Localizada em Porto Alegre, planta da Odara teve inundação de dois metros de altura e continua fechada A marca de alfajor Odara, na sede na zona norte de Porto Alegre, foi um dos negócios impactados pelas enchentes no mês de maio no Rio Grande do Sul. O fundador Jeison Scheid, 37 anos, não teve alternativa a não ser paralisar a operação na fábrica — invadida pela água, que alcançou dois metros de altura.
A empresa, que está em processo de limpeza e segue fechada, organizou uma campanha de “pré-venda solidária” por 16 dias, a partir de 14 de maio. A ideia era que os clientes comprassem os produtos para recebê-los depois que a fábrica estivesse recuperada.
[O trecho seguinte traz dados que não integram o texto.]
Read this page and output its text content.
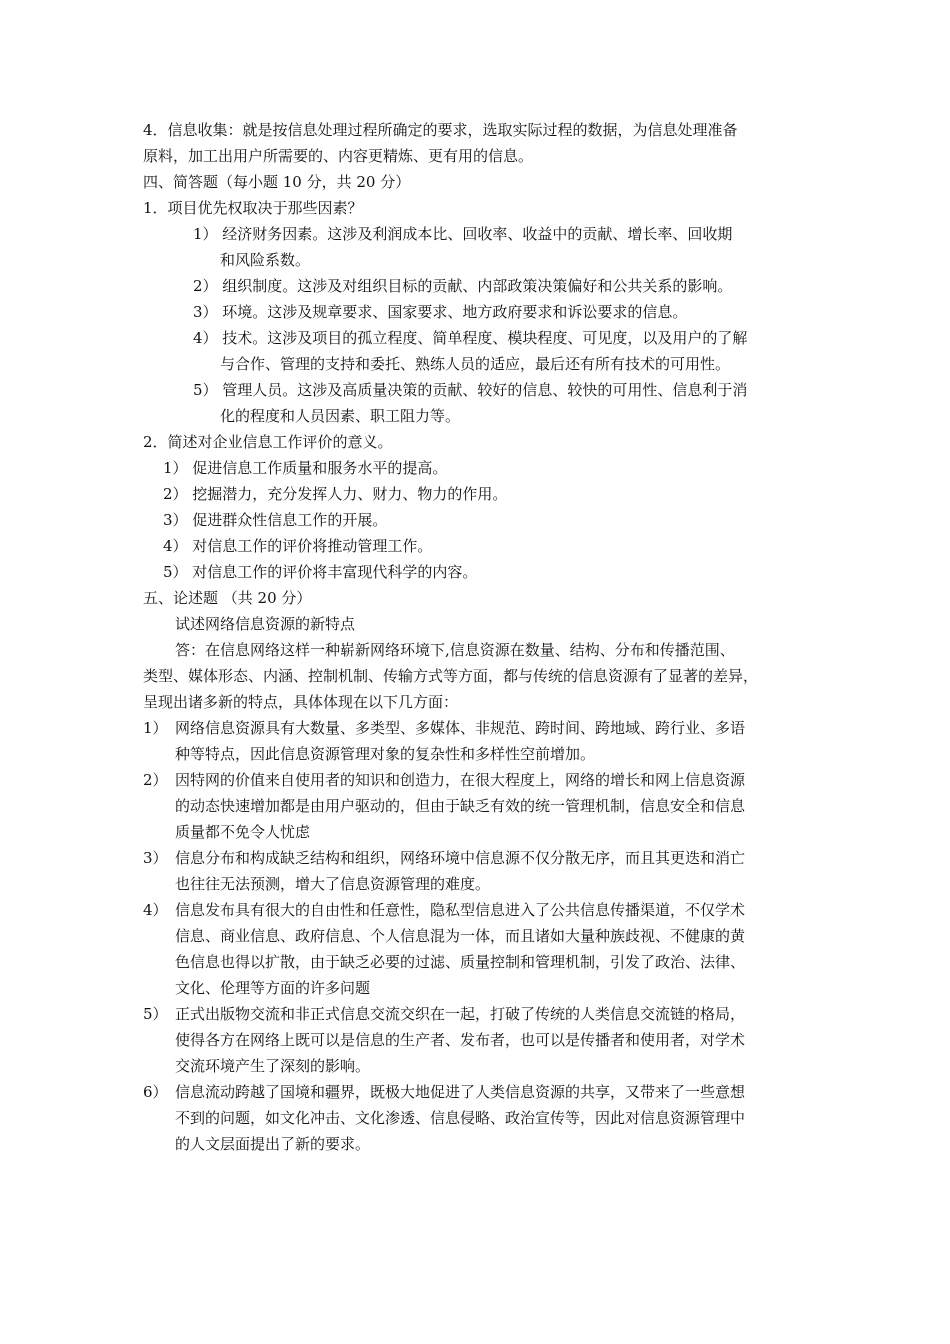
4．信息收集：就是按信息处理过程所确定的要求，选取实际过程的数据，为信息处理准备
原料，加工出用户所需要的、内容更精炼、更有用的信息。
四、简答题（每小题 10 分，共 20 分）
1．项目优先权取决于那些因素？
1） 经济财务因素。这涉及利润成本比、回收率、收益中的贡献、增长率、回收期
和风险系数。
2） 组织制度。这涉及对组织目标的贡献、内部政策决策偏好和公共关系的影响。
3） 环境。这涉及规章要求、国家要求、地方政府要求和诉讼要求的信息。
4） 技术。这涉及项目的孤立程度、简单程度、模块程度、可见度，以及用户的了解
与合作、管理的支持和委托、熟练人员的适应，最后还有所有技术的可用性。
5） 管理人员。这涉及高质量决策的贡献、较好的信息、较快的可用性、信息利于消
化的程度和人员因素、职工阻力等。
2．简述对企业信息工作评价的意义。
1） 促进信息工作质量和服务水平的提高。
2） 挖掘潜力，充分发挥人力、财力、物力的作用。
3） 促进群众性信息工作的开展。
4） 对信息工作的评价将推动管理工作。
5） 对信息工作的评价将丰富现代科学的内容。
五、论述题 （共 20 分）
试述网络信息资源的新特点
答：在信息网络这样一种崭新网络环境下,信息资源在数量、结构、分布和传播范围、
类型、媒体形态、内涵、控制机制、传输方式等方面，都与传统的信息资源有了显著的差异，
呈现出诸多新的特点，具体体现在以下几方面：
1） 网络信息资源具有大数量、多类型、多媒体、非规范、跨时间、跨地域、跨行业、多语
种等特点，因此信息资源管理对象的复杂性和多样性空前增加。
2） 因特网的价值来自使用者的知识和创造力，在很大程度上，网络的增长和网上信息资源
的动态快速增加都是由用户驱动的，但由于缺乏有效的统一管理机制，信息安全和信息
质量都不免令人忧虑
3） 信息分布和构成缺乏结构和组织，网络环境中信息源不仅分散无序，而且其更迭和消亡
也往往无法预测，增大了信息资源管理的难度。
4） 信息发布具有很大的自由性和任意性，隐私型信息进入了公共信息传播渠道，不仅学术
信息、商业信息、政府信息、个人信息混为一体，而且诸如大量种族歧视、不健康的黄
色信息也得以扩散，由于缺乏必要的过滤、质量控制和管理机制，引发了政治、法律、
文化、伦理等方面的许多问题
5） 正式出版物交流和非正式信息交流交织在一起，打破了传统的人类信息交流链的格局，
使得各方在网络上既可以是信息的生产者、发布者，也可以是传播者和使用者，对学术
交流环境产生了深刻的影响。
6） 信息流动跨越了国境和疆界，既极大地促进了人类信息资源的共享，又带来了一些意想
不到的问题，如文化冲击、文化渗透、信息侵略、政治宣传等，因此对信息资源管理中
的人文层面提出了新的要求。
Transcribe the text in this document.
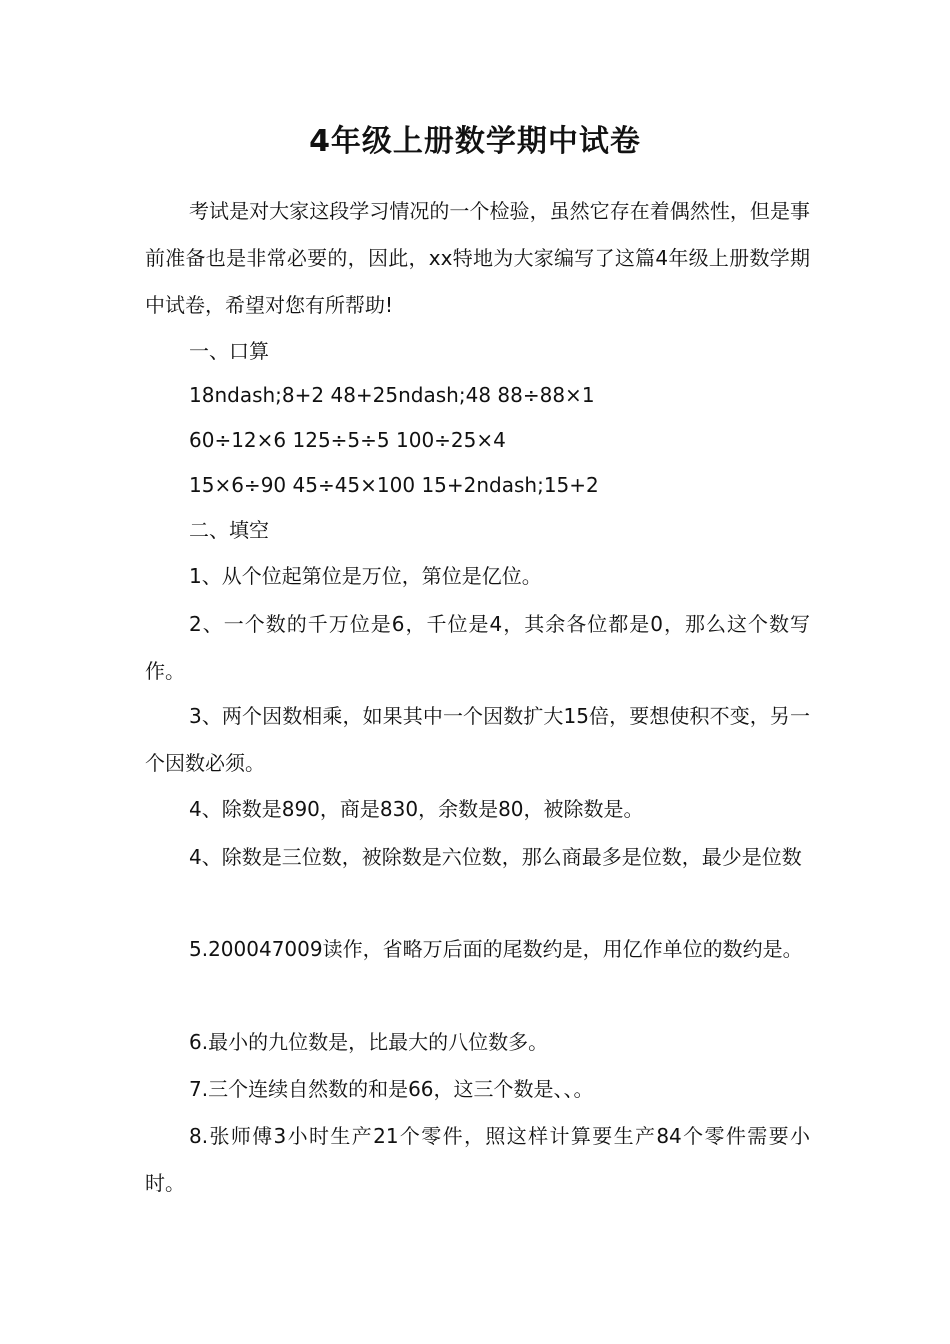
4年级上册数学期中试卷

考试是对大家这段学习情况的一个检验，虽然它存在着偶然性，但是事前准备也是非常必要的，因此，xx特地为大家编写了这篇4年级上册数学期中试卷，希望对您有所帮助!

一、口算
18ndash;8+2 48+25ndash;48 88÷88×1
60÷12×6 125÷5÷5 100÷25×4
15×6÷90 45÷45×100 15+2ndash;15+2
二、填空
1、从个位起第位是万位，第位是亿位。

2、一个数的千万位是6，千位是4，其余各位都是0，那么这个数写作。

3、两个因数相乘，如果其中一个因数扩大15倍，要想使积不变，另一个因数必须。

4、除数是890，商是830，余数是80，被除数是。

4、除数是三位数，被除数是六位数，那么商最多是位数，最少是位数

5.200047009读作，省略万后面的尾数约是，用亿作单位的数约是。

6.最小的九位数是，比最大的八位数多。
7.三个连续自然数的和是66，这三个数是、、。

8.张师傅3小时生产21个零件，照这样计算要生产84个零件需要小时。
O resultado de mais de 30 mil alfajores vendidos impressionou o empreendedor. “Ultrapassou os R$ 350 mil que eram necessários para a folha salarial dos 60 funcionários”, comemora.
Foram mais de 2,5 mil pedidos de clientes, que deveriam começar a receber os alfajores em agosto — mas o empreendedor tem planos de antecipar a entrega. “Tivemos um acolhimento muito forte, e isso se tornou um grande incentivo”, diz em entrevista a PEGN. A companhia também iniciou uma campanha de financiamento coletivo em que oferece recompensas, como ecobags e camisetas.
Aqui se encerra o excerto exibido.